THE SECRET LIFE OF ANTONIO VIVALDI As Revealed by his Teaching Assistant
A Play in Two Acts by Helen Martin
Introduction Brenda, a suburban piano teacher, has managed to purchase the last, extant copy of Vivaldi's Method Book. She, therefore, has assembled an audience, most of whom have been or still are, her students so that she may, at last, announce the expansion of her studio to include teaching strings. But her opening comments are interrupted by the uninvited presence of Sister Sylvia dal Violone - Vivaldi's Teaching Assistant - intent on repossessing the book. *********************
In 1986 I began a search for the origins of contemporary violin teaching. I wanted to try to pinpoint the reasons for the exclusion of singing, specifically, singing at sight. I found that some eighteenth and nineteenth century, published methods used this exclusion as a selling point. In general, though, I found that both the singing and the non-singing approaches could be characterized as "playing by numbers." The successful student would have to have had a strong, innate sense of pitch in addition to being very good at recalling what the teacher had played at the lesson. But one author actually stated that singing was relevant. Scholars tend to agree that the first published Violin Method was that of Geminiani's. Geminiani's Method, appearing in 1751, is the exception mentioned above. (Vivaldi died in 1751.) Why does any of this matter? It matters because singing at sight, - as opposed to rote singing - is a generative aspect of being musical. Singing at sight means that we are able to produce what we see on the page without punching keys or visually executing coordinates such as frets or strips of adhesive placed on a fingerboard. Singing at sight develops aural responses. Playing by fret, visual.
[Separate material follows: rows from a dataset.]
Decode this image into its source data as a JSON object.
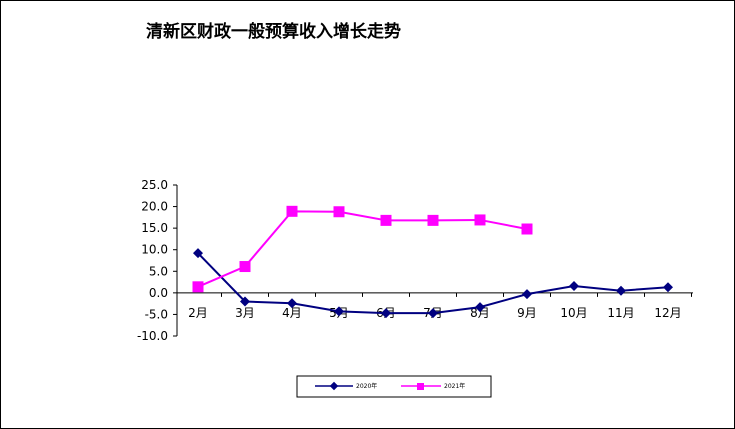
{
  "chart_data": {
    "type": "line",
    "title": "清新区财政一般预算收入增长走势",
    "xlabel": "",
    "ylabel": "",
    "categories": [
      "2月",
      "3月",
      "4月",
      "5月",
      "6月",
      "7月",
      "8月",
      "9月",
      "10月",
      "11月",
      "12月"
    ],
    "y_tick_labels": [
      "25.0",
      "20.0",
      "15.0",
      "10.0",
      "5.0",
      "0.0",
      "-5.0",
      "-10.0"
    ],
    "ylim": [
      -10,
      25
    ],
    "grid": false,
    "legend_position": "bottom",
    "series": [
      {
        "name": "2020年",
        "color": "#000080",
        "marker": "diamond",
        "values": [
          9.2,
          -2.0,
          -2.4,
          -4.3,
          -4.7,
          -4.7,
          -3.3,
          -0.3,
          1.6,
          0.5,
          1.3
        ]
      },
      {
        "name": "2021年",
        "color": "#ff00ff",
        "marker": "square",
        "values": [
          1.4,
          6.1,
          18.9,
          18.8,
          16.8,
          16.8,
          16.9,
          14.8,
          null,
          null,
          null
        ]
      }
    ]
  }
}
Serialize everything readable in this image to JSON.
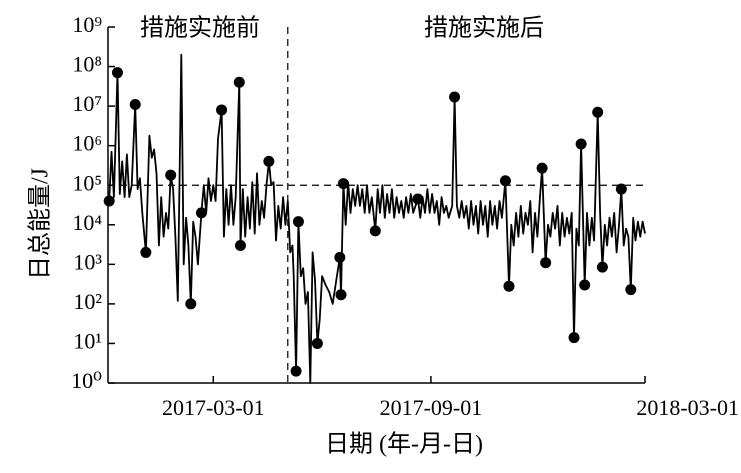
{
  "chart_data": {
    "type": "line",
    "x_label": "日期 (年-月-日)",
    "y_label": "日总能量/J",
    "annotations": [
      "措施实施前",
      "措施实施后"
    ],
    "log_y": true,
    "color": "#000000",
    "xlim": [
      "2016-12-02",
      "2018-03-01"
    ],
    "xticks": [
      "2017-03-01",
      "2017-09-01",
      "2018-03-01"
    ],
    "ylim": [
      1,
      1000000000
    ],
    "yticks": [
      {
        "value": 1,
        "label": "10⁰"
      },
      {
        "value": 10,
        "label": "10¹"
      },
      {
        "value": 100,
        "label": "10²"
      },
      {
        "value": 1000,
        "label": "10³"
      },
      {
        "value": 10000,
        "label": "10⁴"
      },
      {
        "value": 100000,
        "label": "10⁵"
      },
      {
        "value": 1000000,
        "label": "10⁶"
      },
      {
        "value": 10000000,
        "label": "10⁷"
      },
      {
        "value": 100000000,
        "label": "10⁸"
      },
      {
        "value": 1000000000,
        "label": "10⁹"
      }
    ],
    "threshold": 100000,
    "divider": "2017-05-03",
    "x": [
      "2016-12-03",
      "2016-12-05",
      "2016-12-07",
      "2016-12-10",
      "2016-12-12",
      "2016-12-14",
      "2016-12-16",
      "2016-12-18",
      "2016-12-20",
      "2016-12-22",
      "2016-12-25",
      "2016-12-27",
      "2016-12-29",
      "2016-12-31",
      "2017-01-03",
      "2017-01-06",
      "2017-01-08",
      "2017-01-10",
      "2017-01-12",
      "2017-01-14",
      "2017-01-16",
      "2017-01-18",
      "2017-01-20",
      "2017-01-22",
      "2017-01-24",
      "2017-01-26",
      "2017-01-28",
      "2017-01-30",
      "2017-02-02",
      "2017-02-04",
      "2017-02-06",
      "2017-02-08",
      "2017-02-10",
      "2017-02-12",
      "2017-02-14",
      "2017-02-16",
      "2017-02-19",
      "2017-02-21",
      "2017-02-23",
      "2017-02-25",
      "2017-02-27",
      "2017-03-01",
      "2017-03-03",
      "2017-03-05",
      "2017-03-08",
      "2017-03-10",
      "2017-03-12",
      "2017-03-14",
      "2017-03-16",
      "2017-03-18",
      "2017-03-20",
      "2017-03-23",
      "2017-03-24",
      "2017-03-26",
      "2017-03-28",
      "2017-03-30",
      "2017-04-01",
      "2017-04-03",
      "2017-04-05",
      "2017-04-07",
      "2017-04-09",
      "2017-04-11",
      "2017-04-13",
      "2017-04-15",
      "2017-04-17",
      "2017-04-19",
      "2017-04-21",
      "2017-04-23",
      "2017-04-25",
      "2017-04-27",
      "2017-04-29",
      "2017-05-01",
      "2017-05-03",
      "2017-05-05",
      "2017-05-07",
      "2017-05-08",
      "2017-05-10",
      "2017-05-12",
      "2017-05-14",
      "2017-05-16",
      "2017-05-18",
      "2017-05-20",
      "2017-05-22",
      "2017-05-24",
      "2017-05-26",
      "2017-05-28",
      "2017-05-30",
      "2017-06-01",
      "2017-06-04",
      "2017-06-07",
      "2017-06-10",
      "2017-06-13",
      "2017-06-16",
      "2017-06-17",
      "2017-06-19",
      "2017-06-21",
      "2017-06-23",
      "2017-06-25",
      "2017-06-27",
      "2017-06-29",
      "2017-07-01",
      "2017-07-03",
      "2017-07-05",
      "2017-07-07",
      "2017-07-09",
      "2017-07-11",
      "2017-07-13",
      "2017-07-16",
      "2017-07-18",
      "2017-07-20",
      "2017-07-22",
      "2017-07-24",
      "2017-07-26",
      "2017-07-28",
      "2017-07-30",
      "2017-08-01",
      "2017-08-03",
      "2017-08-05",
      "2017-08-07",
      "2017-08-09",
      "2017-08-11",
      "2017-08-13",
      "2017-08-15",
      "2017-08-17",
      "2017-08-19",
      "2017-08-21",
      "2017-08-23",
      "2017-08-25",
      "2017-08-27",
      "2017-08-29",
      "2017-08-31",
      "2017-09-02",
      "2017-09-04",
      "2017-09-06",
      "2017-09-08",
      "2017-09-10",
      "2017-09-12",
      "2017-09-14",
      "2017-09-16",
      "2017-09-19",
      "2017-09-21",
      "2017-09-23",
      "2017-09-25",
      "2017-09-27",
      "2017-09-29",
      "2017-10-01",
      "2017-10-03",
      "2017-10-05",
      "2017-10-07",
      "2017-10-09",
      "2017-10-11",
      "2017-10-13",
      "2017-10-15",
      "2017-10-17",
      "2017-10-19",
      "2017-10-21",
      "2017-10-23",
      "2017-10-25",
      "2017-10-27",
      "2017-10-29",
      "2017-10-31",
      "2017-11-03",
      "2017-11-06",
      "2017-11-08",
      "2017-11-10",
      "2017-11-12",
      "2017-11-14",
      "2017-11-16",
      "2017-11-18",
      "2017-11-20",
      "2017-11-22",
      "2017-11-24",
      "2017-11-26",
      "2017-11-28",
      "2017-11-30",
      "2017-12-02",
      "2017-12-04",
      "2017-12-07",
      "2017-12-09",
      "2017-12-11",
      "2017-12-13",
      "2017-12-15",
      "2017-12-17",
      "2017-12-19",
      "2017-12-21",
      "2017-12-23",
      "2017-12-25",
      "2017-12-27",
      "2017-12-29",
      "2017-12-31",
      "2018-01-02",
      "2018-01-04",
      "2018-01-06",
      "2018-01-09",
      "2018-01-11",
      "2018-01-13",
      "2018-01-15",
      "2018-01-17",
      "2018-01-20",
      "2018-01-22",
      "2018-01-24",
      "2018-01-26",
      "2018-01-28",
      "2018-01-30",
      "2018-02-01",
      "2018-02-03",
      "2018-02-05",
      "2018-02-07",
      "2018-02-09",
      "2018-02-11",
      "2018-02-13",
      "2018-02-15",
      "2018-02-17",
      "2018-02-19",
      "2018-02-21",
      "2018-02-23",
      "2018-02-25",
      "2018-02-27",
      "2018-03-01"
    ],
    "values": [
      40000,
      700000,
      50000,
      70000000,
      60000,
      400000,
      50000,
      600000,
      50000,
      100000,
      11000000,
      80000,
      150000,
      20000,
      2000,
      1800000,
      500000,
      800000,
      200000,
      3000,
      50000,
      5000,
      20000,
      8000,
      180000,
      80000,
      5000,
      120,
      200000000,
      1000,
      15000,
      3000,
      100,
      12000,
      5000,
      1000,
      20000,
      100000,
      20000,
      150000,
      40000,
      100000,
      40000,
      1500000,
      8000000,
      5000,
      80000,
      10000,
      100000,
      10000,
      50000,
      40000000,
      3000,
      80000,
      5000,
      50000,
      8000,
      120000,
      6000,
      200000,
      10000,
      40000,
      15000,
      100000,
      400000,
      100000,
      120000,
      4000,
      30000,
      8000,
      50000,
      10000,
      40000,
      2000,
      3000,
      500,
      2,
      12000,
      500,
      800,
      100,
      200,
      1,
      2000,
      400,
      10,
      40,
      500,
      300,
      200,
      100,
      400,
      1500,
      170,
      110000,
      10000,
      120000,
      20000,
      80000,
      30000,
      100000,
      30000,
      80000,
      20000,
      100000,
      20000,
      50000,
      7000,
      80000,
      20000,
      100000,
      15000,
      60000,
      20000,
      80000,
      15000,
      50000,
      20000,
      40000,
      15000,
      50000,
      20000,
      60000,
      20000,
      30000,
      45000,
      15000,
      50000,
      20000,
      80000,
      20000,
      60000,
      20000,
      40000,
      10000,
      50000,
      20000,
      30000,
      15000,
      30000,
      17000000,
      30000,
      15000,
      40000,
      15000,
      30000,
      8000,
      40000,
      10000,
      30000,
      6000,
      40000,
      10000,
      30000,
      5000,
      40000,
      10000,
      30000,
      8000,
      40000,
      15000,
      130000,
      280,
      10000,
      3000,
      20000,
      5000,
      30000,
      6000,
      20000,
      10000,
      40000,
      2000,
      20000,
      5000,
      40000,
      270000,
      1100,
      10000,
      5000,
      20000,
      8000,
      30000,
      3000,
      20000,
      5000,
      15000,
      6000,
      20000,
      14,
      8000,
      3000,
      1100000,
      300,
      20000,
      3000,
      15000,
      4000,
      7000000,
      20000,
      850,
      10000,
      3000,
      15000,
      5000,
      20000,
      2000,
      10000,
      80000,
      3000,
      8000,
      5000,
      230,
      15000,
      4000,
      12000,
      5000,
      12000,
      6000
    ],
    "markers": {
      "x": [
        "2016-12-03",
        "2016-12-10",
        "2016-12-25",
        "2017-01-03",
        "2017-01-24",
        "2017-02-10",
        "2017-02-19",
        "2017-03-08",
        "2017-03-23",
        "2017-03-24",
        "2017-04-17",
        "2017-05-10",
        "2017-05-12",
        "2017-05-28",
        "2017-06-16",
        "2017-06-17",
        "2017-06-19",
        "2017-07-16",
        "2017-08-21",
        "2017-09-21",
        "2017-11-03",
        "2017-11-06",
        "2017-12-04",
        "2017-12-07",
        "2017-12-31",
        "2018-01-06",
        "2018-01-09",
        "2018-01-20",
        "2018-01-24",
        "2018-02-09",
        "2018-02-17"
      ],
      "values": [
        40000,
        70000000,
        11000000,
        2000,
        180000,
        100,
        20000,
        8000000,
        40000000,
        3000,
        400000,
        2,
        12000,
        10,
        1500,
        170,
        110000,
        7000,
        45000,
        17000000,
        130000,
        280,
        270000,
        1100,
        14,
        1100000,
        300,
        7000000,
        850,
        80000,
        230
      ]
    }
  }
}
How then, did Vivaldi teach? Probably his goals were routine for his time. Seventeenth and eighteenth century performance demands were quite different from those of today. Scores for violin sonatas appeared in two bracketed clefs. The lower or bass line directed the keyboard player who delivered chords and their inversions as directed by Figured Bass such as the "6" in the example below. The upper of the two bracketed staves invited the violinist to invent while performing using an outline of the melody. On the spot, improvised embellishment was standard practice for singers as well as instrumentalists. Singing at sight was taken for granted. Where physical technique was concerned, the problems had been solved long before Vivaldi's time. By then the violin was centuries old and its predecessors, especially the gambas, (bowed instruments held against the leg) were even older. Why then, did Geminiani bother to write a method book? One probable reason was the emergence - among the gentry - of the amateur string player, especially in England, where Geminiani found his publisher. Questions remain, however, about Vivaldi. What if his assignment had been to the boys wing of the orphanage? Would the orchestra at the Pieta` still have attracted observers from all of Europe? Remember, boys who sang well were too often destined to remain altos or sopranos. Even the parents of Joseph Haydn were approached by the singing teachers, anxious to prove their skills by producing a famous castrato. Could this be the answer to the singing conundrum? Were parents simply looking for musical outlets for their sons, outlets that bypassed singing? And publishers looking for a ways to command this market? Whatever the answers, the voiceless approach still dominates our string teaching. Yielding to the hope of restoring the creative, generative aspects of string study, some pedagogues, including this writer, look to the neglected avenues of improvisation and composition. But these worthy tools are only part of a picture that will always be incomplete - without a song.